Le réalisateur de Mother est à l’heure actuelle un des tous meilleurs cinéastes en activité, et s’il y a bien un cinéaste asiatique qui serait capable d’apporter quelque chose même en changeant de langue et de pays, c’est bien lui. Il suffit de voir son bijou de court-métrage réalisé pour Tokyo ! pour s’en convaincre. Il est de toute façon déjà prévu que Bong s’internationalise l’année prochaine avec une adaptation de la bande dessinée française « Le transperceneige », réalisée par ses soins et produite par son compatriote Park Chan-Wook. Gros budget et casting international en vue pour ce film post apocalyptique dans lequel un train traversera une Terre meurtrie et ensevelie sous la neige, à bord duquel un groupe de survivants se battra pour s’en sortir.

Le tournage du Transperceneige est prévu pour 2011. Bong Joon-Ho travaille dessus depuis quatre ans. Même si la rumeur d’une collaboration JJ Abrams/Bong Joon-Ho est vraie, elle devra attendre un peu. Et ce n’est pas plus mal. Les cinéastes asiatiques ne sont jamais meilleurs qu’en Asie.

3 commentaires:

I.D. a dit…

Le sentiment lorsque je te le dis c'est qu'il faudrait répondre négativement à la question qui donne son titre à ce billet. Tu cites pas mal d'exemple qui se veulent frappant. C'est le sentiment que cela donne. En ce qui me concerne, je viendrais également à répondre par un non au vu des piètres films qui sont nés là-bas des cinéastes asiatiques. Après, il y a tout un tas de raison : la culture, la façon de travailler, le poids des producteurs, etc... si on laisse carte blanche à BJH pourquoi pas. Mais bon, cela ne me réjouit pas plus que cela pour être franc. Après ça ne veut pas dire qu'il ne fera pas quelque chose de bon. Loin de là mais bon...
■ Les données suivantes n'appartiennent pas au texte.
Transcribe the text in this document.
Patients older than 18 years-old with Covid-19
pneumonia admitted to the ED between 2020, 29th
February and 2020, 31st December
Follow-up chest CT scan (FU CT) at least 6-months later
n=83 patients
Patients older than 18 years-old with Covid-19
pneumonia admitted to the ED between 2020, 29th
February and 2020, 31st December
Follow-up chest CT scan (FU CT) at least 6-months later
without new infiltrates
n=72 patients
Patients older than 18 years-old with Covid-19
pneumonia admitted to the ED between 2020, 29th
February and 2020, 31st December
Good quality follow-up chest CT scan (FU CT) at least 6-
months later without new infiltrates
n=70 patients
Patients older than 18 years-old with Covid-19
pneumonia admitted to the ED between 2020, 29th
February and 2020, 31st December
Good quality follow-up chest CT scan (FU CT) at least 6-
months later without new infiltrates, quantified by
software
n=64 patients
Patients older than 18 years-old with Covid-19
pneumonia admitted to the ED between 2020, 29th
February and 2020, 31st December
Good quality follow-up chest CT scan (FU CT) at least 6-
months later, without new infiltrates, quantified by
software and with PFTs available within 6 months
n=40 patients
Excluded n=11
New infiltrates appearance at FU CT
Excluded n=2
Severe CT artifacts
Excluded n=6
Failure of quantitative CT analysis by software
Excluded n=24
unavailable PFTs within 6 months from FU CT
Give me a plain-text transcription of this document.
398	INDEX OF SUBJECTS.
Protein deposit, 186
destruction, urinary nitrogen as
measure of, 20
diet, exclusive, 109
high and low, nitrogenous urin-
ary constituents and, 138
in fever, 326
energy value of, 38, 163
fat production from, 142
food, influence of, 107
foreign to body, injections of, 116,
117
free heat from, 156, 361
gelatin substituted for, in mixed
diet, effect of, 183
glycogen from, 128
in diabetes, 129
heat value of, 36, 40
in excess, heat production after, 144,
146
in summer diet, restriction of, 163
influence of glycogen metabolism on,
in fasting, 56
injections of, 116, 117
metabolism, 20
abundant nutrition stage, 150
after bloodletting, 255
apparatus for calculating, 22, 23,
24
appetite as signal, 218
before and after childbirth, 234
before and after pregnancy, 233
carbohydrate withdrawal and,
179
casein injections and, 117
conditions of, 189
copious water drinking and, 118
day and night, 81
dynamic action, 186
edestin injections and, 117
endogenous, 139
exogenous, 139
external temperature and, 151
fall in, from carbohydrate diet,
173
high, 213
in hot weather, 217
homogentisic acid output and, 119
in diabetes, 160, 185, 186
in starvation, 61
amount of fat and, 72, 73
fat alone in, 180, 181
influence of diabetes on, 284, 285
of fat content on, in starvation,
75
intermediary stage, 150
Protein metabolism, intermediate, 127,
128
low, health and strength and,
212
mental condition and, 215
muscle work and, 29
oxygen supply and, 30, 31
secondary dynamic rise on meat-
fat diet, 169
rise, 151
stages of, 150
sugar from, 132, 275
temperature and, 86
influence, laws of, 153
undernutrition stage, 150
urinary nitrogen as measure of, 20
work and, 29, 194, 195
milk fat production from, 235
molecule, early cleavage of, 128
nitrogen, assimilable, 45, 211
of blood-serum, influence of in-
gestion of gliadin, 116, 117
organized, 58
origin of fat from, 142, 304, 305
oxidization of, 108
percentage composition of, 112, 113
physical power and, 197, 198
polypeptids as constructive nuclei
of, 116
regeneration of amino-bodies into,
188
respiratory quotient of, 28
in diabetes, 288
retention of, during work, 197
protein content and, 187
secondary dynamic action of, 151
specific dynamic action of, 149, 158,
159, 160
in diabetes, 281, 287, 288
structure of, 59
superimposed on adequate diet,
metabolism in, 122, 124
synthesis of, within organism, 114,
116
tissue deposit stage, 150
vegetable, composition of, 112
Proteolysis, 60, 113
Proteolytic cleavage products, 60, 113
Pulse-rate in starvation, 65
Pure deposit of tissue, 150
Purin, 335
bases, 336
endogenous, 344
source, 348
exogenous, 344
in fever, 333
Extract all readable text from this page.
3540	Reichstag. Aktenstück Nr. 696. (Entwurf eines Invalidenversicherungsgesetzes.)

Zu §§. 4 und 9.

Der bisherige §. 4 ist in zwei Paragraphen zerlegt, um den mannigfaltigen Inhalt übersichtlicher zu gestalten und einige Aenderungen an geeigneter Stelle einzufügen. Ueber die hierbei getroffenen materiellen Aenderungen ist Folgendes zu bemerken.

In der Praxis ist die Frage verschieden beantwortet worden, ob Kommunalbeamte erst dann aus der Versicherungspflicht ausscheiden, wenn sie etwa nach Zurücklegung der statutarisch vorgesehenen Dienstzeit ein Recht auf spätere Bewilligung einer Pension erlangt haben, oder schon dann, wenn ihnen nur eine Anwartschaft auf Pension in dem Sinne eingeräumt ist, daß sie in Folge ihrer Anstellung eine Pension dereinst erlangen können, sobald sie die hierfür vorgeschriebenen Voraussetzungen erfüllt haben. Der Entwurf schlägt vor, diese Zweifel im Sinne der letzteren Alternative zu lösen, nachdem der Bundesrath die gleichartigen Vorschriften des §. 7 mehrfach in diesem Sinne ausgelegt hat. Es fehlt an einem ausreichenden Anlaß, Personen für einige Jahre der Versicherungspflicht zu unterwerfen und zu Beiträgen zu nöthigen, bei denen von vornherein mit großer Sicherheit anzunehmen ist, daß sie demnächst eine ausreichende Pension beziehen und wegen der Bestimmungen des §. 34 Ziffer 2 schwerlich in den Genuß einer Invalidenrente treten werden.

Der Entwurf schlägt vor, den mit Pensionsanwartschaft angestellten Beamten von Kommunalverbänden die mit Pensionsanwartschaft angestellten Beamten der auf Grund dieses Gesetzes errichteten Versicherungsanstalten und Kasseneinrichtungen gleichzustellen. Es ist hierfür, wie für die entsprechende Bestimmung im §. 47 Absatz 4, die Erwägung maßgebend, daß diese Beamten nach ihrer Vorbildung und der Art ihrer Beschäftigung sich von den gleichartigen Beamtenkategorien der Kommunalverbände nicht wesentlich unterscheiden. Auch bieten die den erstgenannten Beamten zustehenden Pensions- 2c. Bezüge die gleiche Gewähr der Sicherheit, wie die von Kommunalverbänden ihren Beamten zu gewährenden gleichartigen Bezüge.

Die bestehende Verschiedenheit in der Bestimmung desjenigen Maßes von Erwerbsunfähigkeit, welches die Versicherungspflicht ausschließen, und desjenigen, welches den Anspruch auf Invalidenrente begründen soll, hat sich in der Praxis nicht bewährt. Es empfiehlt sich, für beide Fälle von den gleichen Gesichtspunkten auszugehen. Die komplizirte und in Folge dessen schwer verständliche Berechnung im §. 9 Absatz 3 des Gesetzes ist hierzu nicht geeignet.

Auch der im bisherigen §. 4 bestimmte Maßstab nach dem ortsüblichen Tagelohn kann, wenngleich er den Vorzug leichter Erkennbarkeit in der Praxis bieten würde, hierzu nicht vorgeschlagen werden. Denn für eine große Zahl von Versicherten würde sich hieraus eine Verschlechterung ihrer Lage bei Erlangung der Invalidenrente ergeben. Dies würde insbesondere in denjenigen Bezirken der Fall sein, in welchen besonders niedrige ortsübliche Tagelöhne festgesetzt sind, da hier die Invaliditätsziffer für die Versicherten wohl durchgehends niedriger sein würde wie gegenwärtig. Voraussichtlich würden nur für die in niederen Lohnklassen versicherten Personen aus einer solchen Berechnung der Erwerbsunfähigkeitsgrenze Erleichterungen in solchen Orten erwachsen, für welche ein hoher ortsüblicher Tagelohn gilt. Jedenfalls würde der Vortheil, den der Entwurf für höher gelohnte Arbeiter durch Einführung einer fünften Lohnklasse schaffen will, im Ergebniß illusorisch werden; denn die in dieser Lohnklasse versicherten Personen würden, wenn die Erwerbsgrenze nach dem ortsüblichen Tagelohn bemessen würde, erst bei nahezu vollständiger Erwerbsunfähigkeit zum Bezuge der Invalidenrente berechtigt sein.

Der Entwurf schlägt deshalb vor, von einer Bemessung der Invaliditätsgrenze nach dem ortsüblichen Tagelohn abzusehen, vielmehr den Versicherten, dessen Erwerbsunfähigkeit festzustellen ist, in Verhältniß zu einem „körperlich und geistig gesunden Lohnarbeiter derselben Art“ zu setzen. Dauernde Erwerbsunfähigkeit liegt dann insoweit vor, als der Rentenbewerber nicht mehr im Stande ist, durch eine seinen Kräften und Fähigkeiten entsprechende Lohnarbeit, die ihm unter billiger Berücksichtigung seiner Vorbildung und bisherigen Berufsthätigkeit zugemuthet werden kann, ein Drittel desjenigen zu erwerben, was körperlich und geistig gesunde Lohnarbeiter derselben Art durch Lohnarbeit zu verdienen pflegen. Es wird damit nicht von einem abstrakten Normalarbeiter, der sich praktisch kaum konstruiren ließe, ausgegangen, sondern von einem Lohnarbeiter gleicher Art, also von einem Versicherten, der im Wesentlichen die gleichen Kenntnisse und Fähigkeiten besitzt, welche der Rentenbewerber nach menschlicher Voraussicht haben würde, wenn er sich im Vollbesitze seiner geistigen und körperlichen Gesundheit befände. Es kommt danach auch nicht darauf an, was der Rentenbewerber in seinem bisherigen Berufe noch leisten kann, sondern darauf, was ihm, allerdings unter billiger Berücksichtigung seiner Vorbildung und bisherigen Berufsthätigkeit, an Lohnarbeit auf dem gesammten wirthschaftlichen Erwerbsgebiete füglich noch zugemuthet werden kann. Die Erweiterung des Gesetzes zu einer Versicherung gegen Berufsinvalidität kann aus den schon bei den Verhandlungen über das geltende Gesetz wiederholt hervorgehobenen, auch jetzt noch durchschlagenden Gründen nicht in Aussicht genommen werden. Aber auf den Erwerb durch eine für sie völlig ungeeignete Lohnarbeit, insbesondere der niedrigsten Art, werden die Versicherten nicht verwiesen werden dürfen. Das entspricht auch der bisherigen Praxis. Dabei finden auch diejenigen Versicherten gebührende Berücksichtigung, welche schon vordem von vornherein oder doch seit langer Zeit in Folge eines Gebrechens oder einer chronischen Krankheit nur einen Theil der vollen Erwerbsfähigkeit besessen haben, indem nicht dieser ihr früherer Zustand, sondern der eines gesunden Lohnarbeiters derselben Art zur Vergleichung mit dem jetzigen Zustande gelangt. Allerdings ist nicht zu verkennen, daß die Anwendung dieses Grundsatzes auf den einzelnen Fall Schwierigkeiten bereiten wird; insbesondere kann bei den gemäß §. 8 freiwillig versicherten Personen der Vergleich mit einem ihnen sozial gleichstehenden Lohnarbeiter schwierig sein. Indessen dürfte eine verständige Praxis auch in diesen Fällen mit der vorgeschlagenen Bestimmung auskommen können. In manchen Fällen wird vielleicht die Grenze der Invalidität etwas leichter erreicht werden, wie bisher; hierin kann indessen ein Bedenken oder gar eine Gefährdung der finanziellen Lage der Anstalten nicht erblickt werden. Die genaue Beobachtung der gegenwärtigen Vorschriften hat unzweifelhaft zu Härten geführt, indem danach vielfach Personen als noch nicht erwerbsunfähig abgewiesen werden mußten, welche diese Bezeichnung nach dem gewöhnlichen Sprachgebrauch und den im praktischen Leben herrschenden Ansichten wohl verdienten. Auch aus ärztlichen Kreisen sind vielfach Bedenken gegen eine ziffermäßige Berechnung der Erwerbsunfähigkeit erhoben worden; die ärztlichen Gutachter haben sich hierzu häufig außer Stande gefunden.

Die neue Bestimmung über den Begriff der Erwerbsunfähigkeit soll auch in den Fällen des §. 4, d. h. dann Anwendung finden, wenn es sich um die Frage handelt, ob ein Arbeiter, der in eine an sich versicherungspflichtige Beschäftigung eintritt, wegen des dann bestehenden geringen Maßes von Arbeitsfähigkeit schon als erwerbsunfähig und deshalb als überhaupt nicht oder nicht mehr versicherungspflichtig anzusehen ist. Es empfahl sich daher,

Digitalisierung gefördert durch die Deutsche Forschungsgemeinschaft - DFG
Au-delà d'Hollywood c'est pas forcément mieux. En France Tsai Ming-liang avec Visage, Hou Hsiao Hsien avec Le Voyage du ballon rouge. En cherchant un peu, on doit en avoir d'autres, dans d'autres pays du côté occidentale. Maintenant pour en trouver un qui a livré du bon boulot, va falloir s'accrocher.

David Tredler a dit…

Ma réponse à la question du titre du billet est effectivement non, I.D. Les exemples sont trop nombreux, quasi exclusifs, de passage ratés de l'autre côté du Pacifique pour les cinéastes asiatiques. Il n'y a guère qu'une poignée de films pour lesquels s'enthousiasmer, Volte Face le premier (mais ça fait des années que je ne l'ai pas vu, il faudrait que j'y rejette un oeil quand même).

Mais peut-être serait-ce intéressant de voir un grand cinéaste s'y coller avec une liberté totale, même si j'y crois peu.
Les exemples que tu cites pour ceux qui sont venus en France sont également frappant, bien que, je dois bien l'avouer, je ne suis fan ni de TML, ni de HHH...

Helena a dit…

Je dois avouer que ma reaction en lisant cet article du Playlist, c'etait, Noooooooon! Ca me rend un peu triste, quand meme, parce que, comme tes exemples le montrent, les directeurs asiatiques ne font guere (jamais) leur meilleur travail en Amerique (les comediens asiatiques non plus). Mais peut-etre que ca marchera pour Bong Joon Ho, enfin.